European markets stayed weak on Wednesday. Investors remained cautious. Global tensions and earnings kept traders busy.

European stocks fall 0.8 percent as oil prices rise on Iran crisis

The pan European Stoxx 600 dropped 0.3%. Germany’s DAX stayed mostly flat. France’s CAC 40 slipped 0.1%. The UK FTSE 100 saw a bigger fall of 0.8%.

The main concern is rising oil prices. The Iran conflict is pushing prices higher. This is worrying investors.

The Strait of Hormuz is under pressure. This route carries nearly 20% of global oil supply. Tanker movement is almost blocked.

This situation is keeping crude prices above normal levels. Higher oil prices can increase inflation. It can also reduce company profits.

Talks between the US and Iran have stalled. Reports suggest preparation for a longer conflict. This is adding uncertainty to global markets.

UBS profit jumps 80 percent while Adidas shares surge 7 percent

UBS reported a strong quarter. Profit jumped 80%. Trading activity increased due to market volatility.

Adidas shares rose more than 7%. The company posted better than expected profit. This came despite heavy discounting in retail.

STMicroelectronics also gained. It hit its highest level since 2024. Results came in above expectations.

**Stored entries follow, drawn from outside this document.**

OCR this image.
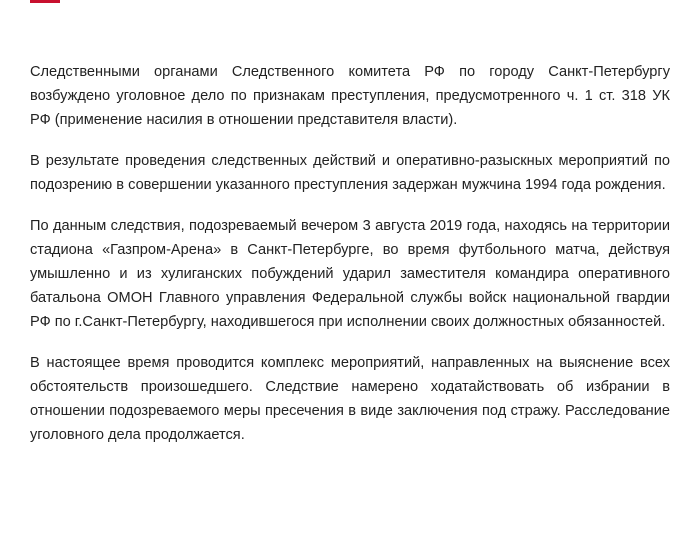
Следственными органами Следственного комитета РФ по городу Санкт-Петербургу возбуждено уголовное дело по признакам преступления, предусмотренного ч. 1 ст. 318 УК РФ (применение насилия в отношении представителя власти).

В результате проведения следственных действий и оперативно-разыскных мероприятий по подозрению в совершении указанного преступления задержан мужчина 1994 года рождения.

По данным следствия, подозреваемый вечером 3 августа 2019 года, находясь на территории стадиона «Газпром-Арена» в Санкт-Петербурге, во время футбольного матча, действуя умышленно и из хулиганских побуждений ударил заместителя командира оперативного батальона ОМОН Главного управления Федеральной службы войск национальной гвардии РФ по г.Санкт-Петербургу, находившегося при исполнении своих должностных обязанностей.

В настоящее время проводится комплекс мероприятий, направленных на выяснение всех обстоятельств произошедшего. Следствие намерено ходатайствовать об избрании в отношении подозреваемого меры пресечения в виде заключения под стражу. Расследование уголовного дела продолжается.
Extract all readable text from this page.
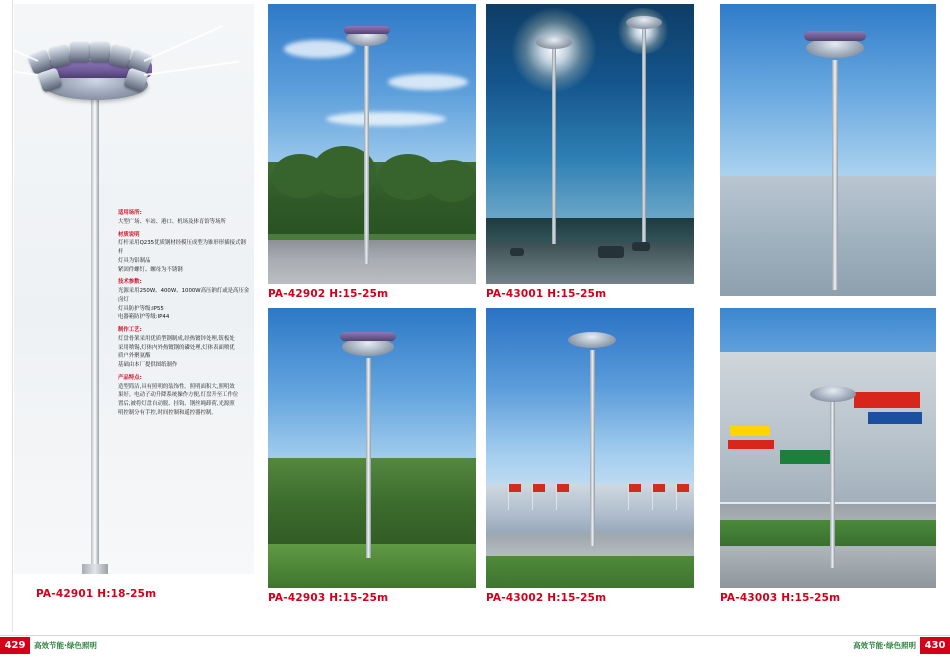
适用场所:

大型广场、车站、港口、机场及体育馆等场所

材质说明

灯杆采用Q235优质钢材经模压成型为锥形形插接式钢杆

灯具为铝制品

紧固件螺钉、螺母为不锈钢

技术参数:

光源采用250W、400W、1000W高压钠灯或是高压金卤灯

灯具防护等级:IP55

电器箱防护等级:IP44

制作工艺:

灯盘骨架采用优质型钢制成,经热镀锌处理,钣板处

采用喷锡,灯体内外热镀钢的磷处理,灯体表面喷优

质户外聚氨酯

基础由本厂提供图纸制作

产品特点:

造型简洁,具有照明的装饰性。照明面积大,照明效

果好。电动子动升降系统操作方便,灯盘升至工作位

置后,被将灯盘自动脱、挂钩、钢丝绳卸荷,光源照

明控制分有手控,时间控制和遥控器控制。

PA-42901 H:18-25m
PA-42902 H:15-25m	PA-43001 H:15-25m
PA-42903 H:15-25m	PA-43002 H:15-25m	PA-43003 H:15-25m
429	高效节能·绿色照明	430
高效节能·绿色照明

Airbus shares moved up. The company confirmed its yearly delivery target. This is despite engine supply issues.

Mercedes Benz saw its revenue fall. Competition from China remains strong. Still the stock edged slightly higher.

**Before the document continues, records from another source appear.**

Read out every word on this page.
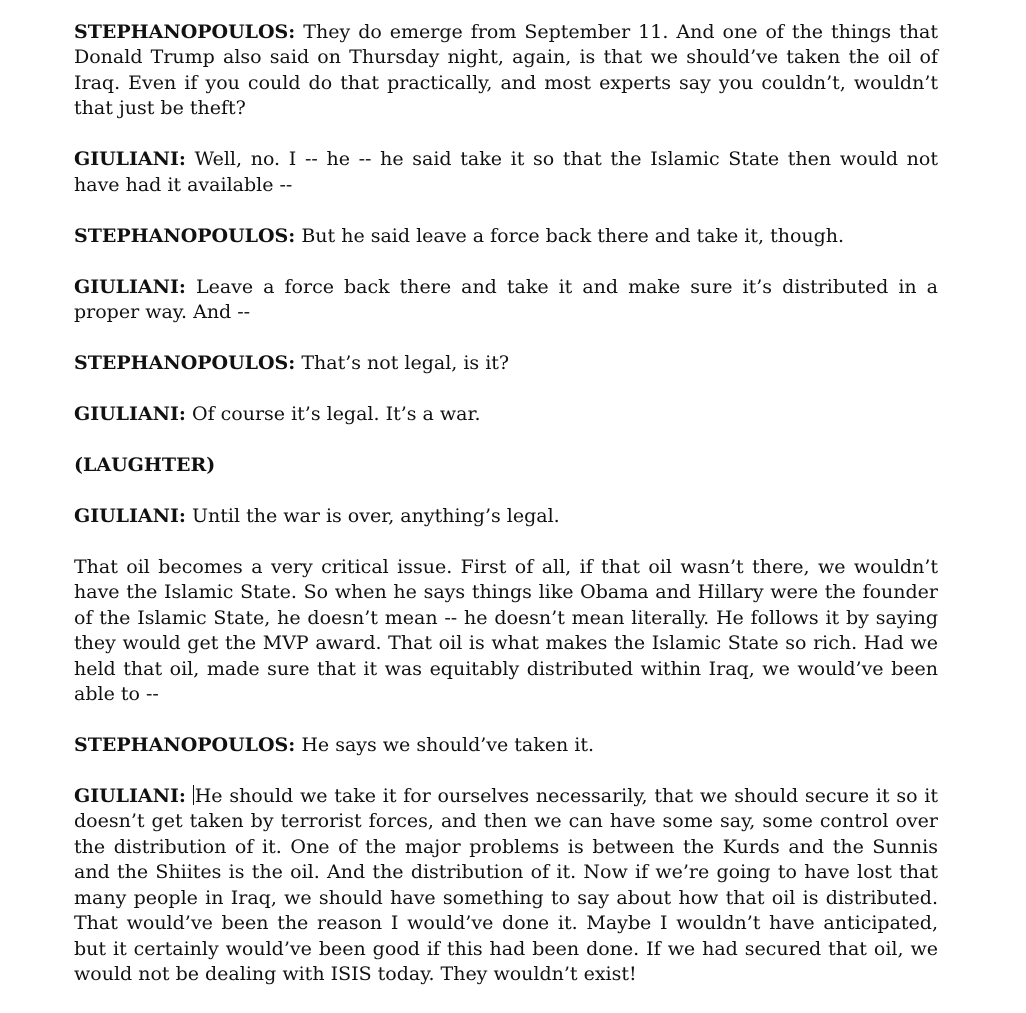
STEPHANOPOULOS: They do emerge from September 11. And one of the things that Donald Trump also said on Thursday night, again, is that we should’ve taken the oil of Iraq. Even if you could do that practically, and most experts say you couldn’t, wouldn’t that just be theft?

GIULIANI: Well, no. I -- he -- he said take it so that the Islamic State then would not have had it available --

STEPHANOPOULOS: But he said leave a force back there and take it, though.

GIULIANI: Leave a force back there and take it and make sure it’s distributed in a proper way. And --

STEPHANOPOULOS: That’s not legal, is it?

GIULIANI: Of course it’s legal. It’s a war.

(LAUGHTER)

GIULIANI: Until the war is over, anything’s legal.

That oil becomes a very critical issue. First of all, if that oil wasn’t there, we wouldn’t have the Islamic State. So when he says things like Obama and Hillary were the founder of the Islamic State, he doesn’t mean -- he doesn’t mean literally. He follows it by saying they would get the MVP award. That oil is what makes the Islamic State so rich. Had we held that oil, made sure that it was equitably distributed within Iraq, we would’ve been able to --

STEPHANOPOULOS: He says we should’ve taken it.

GIULIANI: He should we take it for ourselves necessarily, that we should secure it so it doesn’t get taken by terrorist forces, and then we can have some say, some control over the distribution of it. One of the major problems is between the Kurds and the Sunnis and the Shiites is the oil. And the distribution of it. Now if we’re going to have lost that many people in Iraq, we should have something to say about how that oil is distributed. That would’ve been the reason I would’ve done it. Maybe I wouldn’t have anticipated, but it certainly would’ve been good if this had been done. If we had secured that oil, we would not be dealing with ISIS today. They wouldn’t exist!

Banco Santander reported a 12.5% rise in profit. The stock stayed mostly flat.

Deutsche Bank falls despite record profit as GSK drops 3 percent

Deutsche Bank posted its biggest ever quarterly profit of 1.912 billion euros. Still the stock declined. Investors remained cautious.

GSK shares dropped more than 3%. This came even after strong future guidance.

Aena also traded lower after releasing its results.

Markets are now waiting for the US Federal Reserve decision. Interest rates are expected to stay unchanged.

The focus will be on future guidance. Investors want clarity on rate cuts ahead.

Overall mood remains cautious. Rising oil prices and global tensions are keeping markets under pressure.